Face It — Biometrics to be Big in Cybersecurity
Weak, reused and often forgotten passwords. These are the root cause of expensive data breaches, soaring cybersecurity bills and lost opportunity. The good news? A solution is coming.
Alphabet (GOOGL) announced Monday that logging into websites and applications is about to become as easy as tapping the fingerprint sensor on a late-model Android phone. Eventually passwords — and bad actors hacking them — will go away.
It seems big data breaches have become part of our modern connected culture. About 80% of the time, the weak link is the silly passwords we use to secure our online identities. This is according to data from the Fast Identity Online alliance, an open industry association to promote authentication standards.
The group, founded in 2013 by PayPal (PYPL), Lenovo and Nok Nok Labs, is targeting passwords because too many people use them incorrectly. These are generally weak, rarely changed and often forgotten. The alliance found that 1-in-3 ecommerce transactions are abandoned because users can’t log in.
By 2016, the group was 260 members strong, including Amazon.com (AMZN), Alibaba (BABA), Mastercard (MA), Visa (V), Samsung, Bank of America and Aetna, among others.
The goal is to use the sophisticated sensors inside smartphones to do away with passwords once and for all. Facial recognition, fingerprint scans, voice prints and even physical security keys can do the job faster and better.
The engineers at Google are bringing second generation FIDO protocols to every Android smartphone running software version 7.0 or above. The software will begin rolling out to devices over the next few days in an over-the-air update.
The attraction is users will simply register their login credentials with websites and applications once, then the biometric information will supersede usernames and passwords.
Fingerprint information is never stored on Google servers. It is maintained cryptographically on the device.
This is a big deal. There are 2.8 billion Android users worldwide. Forbes calculates that 1.7 billion users will get the FIDO2 update. And FIDO2 is already supported across all of the leading internet browsers, including Google Chrome, Microsoft Edge, Firefox and Apple Safari.
This follows a decision by Microsoft (MSFT) in 2018 to bring the same capability to 800 million Windows users through its Hello login.
Faster, more secure logins make life easier for users. However, the real benefit accrues to enterprises, financial institutions, telecoms, insurance and the government. Better authentication speeds ecommerce and banking transactions. It protects networks from malicious hackers and reduces the likelihood of fraud.
It’s no wonder momentum has been so strong.
Investors should prepare for a wave of new products.

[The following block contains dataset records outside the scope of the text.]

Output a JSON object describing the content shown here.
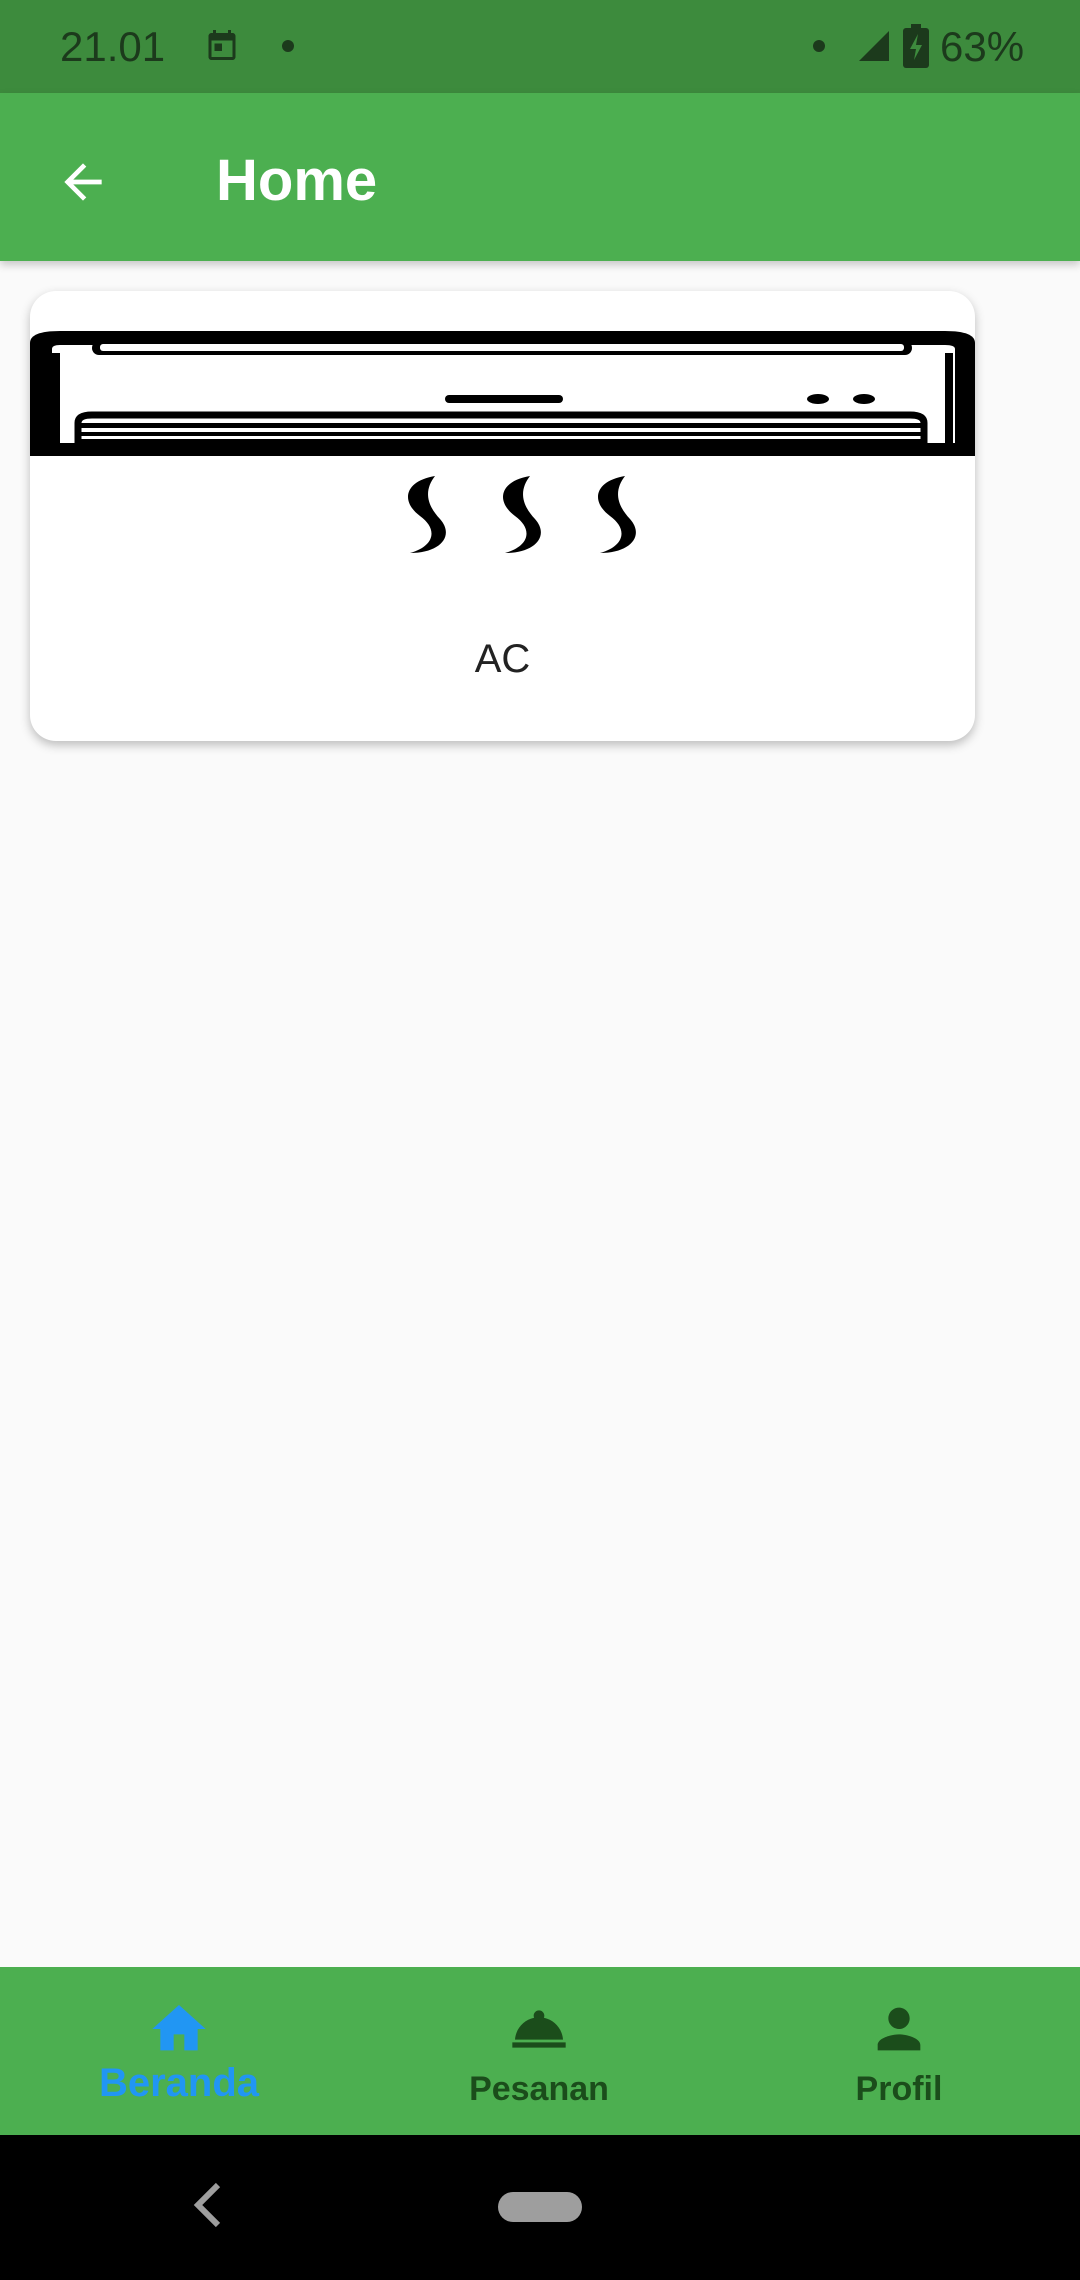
{
  "status_bar": {
    "time": "21.01",
    "battery": "63%",
    "icons": [
      "calendar-icon",
      "notification-dot",
      "signal-icon",
      "battery-charging-icon"
    ]
  },
  "app_bar": {
    "title": "Home",
    "back_icon": "arrow-back-icon"
  },
  "services": [
    {
      "label": "AC",
      "icon": "air-conditioner-image"
    }
  ],
  "bottom_nav": {
    "items": [
      {
        "label": "Beranda",
        "icon": "home-icon",
        "active": true
      },
      {
        "label": "Pesanan",
        "icon": "room-service-bell-icon",
        "active": false
      },
      {
        "label": "Profil",
        "icon": "person-icon",
        "active": false
      }
    ]
  },
  "colors": {
    "status_bar": "#3d8b3d",
    "primary": "#4caf50",
    "active_nav": "#2196f3",
    "inactive_nav": "#1b4d1b",
    "background": "#fafafa"
  }
}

Diebold Nixdorf (DBD) may not be top of mind when investors think about cutting edge authentication devices. Today, the 160-year-old company is best known for its 35% global market share of automated teller machines.
|Diebold is a former dividend aristocrat, offering annual dividend increases for 60 years in a row until 2014. The stock has struggled since then, but with the company’s big bet on biometrics, the stock could easily do an about-face.|
Machines that spit out cash may seem passé in a world of cryptocurrencies, Apple pay and facial recognition. However, 85% of all global transactions are still conducted using cash. And 75 million people interact with systems from the Canton, Ohio, company every day, thanks to its partnerships with 90 of the top 100 global financial institutions.
More importantly, Diebold is leveraging those networks, along with progress being made by smartphone makers, to take innovative biometric authentication mainstream.
The company showed off in 2017, an ATM using FIDO standards developed with Samsung. The prototype device was intended for use in self-service convenience stores.
And as the retail sector moves aggressively toward self-checkout, Diebold is ready. New machines with touchscreens accept and dispense cash. They allow payments for coffee, soda and other snacks sold in convenience stores and fast food restuarants.
All this verification is biometric.
Diebold managers make the argument that they are filling in the dots between the physical and digital worlds. That’s a good way to look at it.
The company has 1,900 software engineers and 3,000 patents. It’s also ramping up research and development spending. Diebold spent $154 million in 2018 making better software and pushing ahead with connected commerce, a system that allows bankers and retailers to glean insights about customer behavior from Diebold devices in the field.
The initiatives are working. Gerard Schmid, chief executive officer, said July 25 that second-quarter sales shot up 4% to $1.2 billion.
Diebold shares trade at 14.9x forward earnings and 0.24x sales. They have been a big winner, rising 450% in 2019.
Given that the business is entering a new product cycle, these metrics are cheap. Growth investors should consider buying the first meaningful pullback.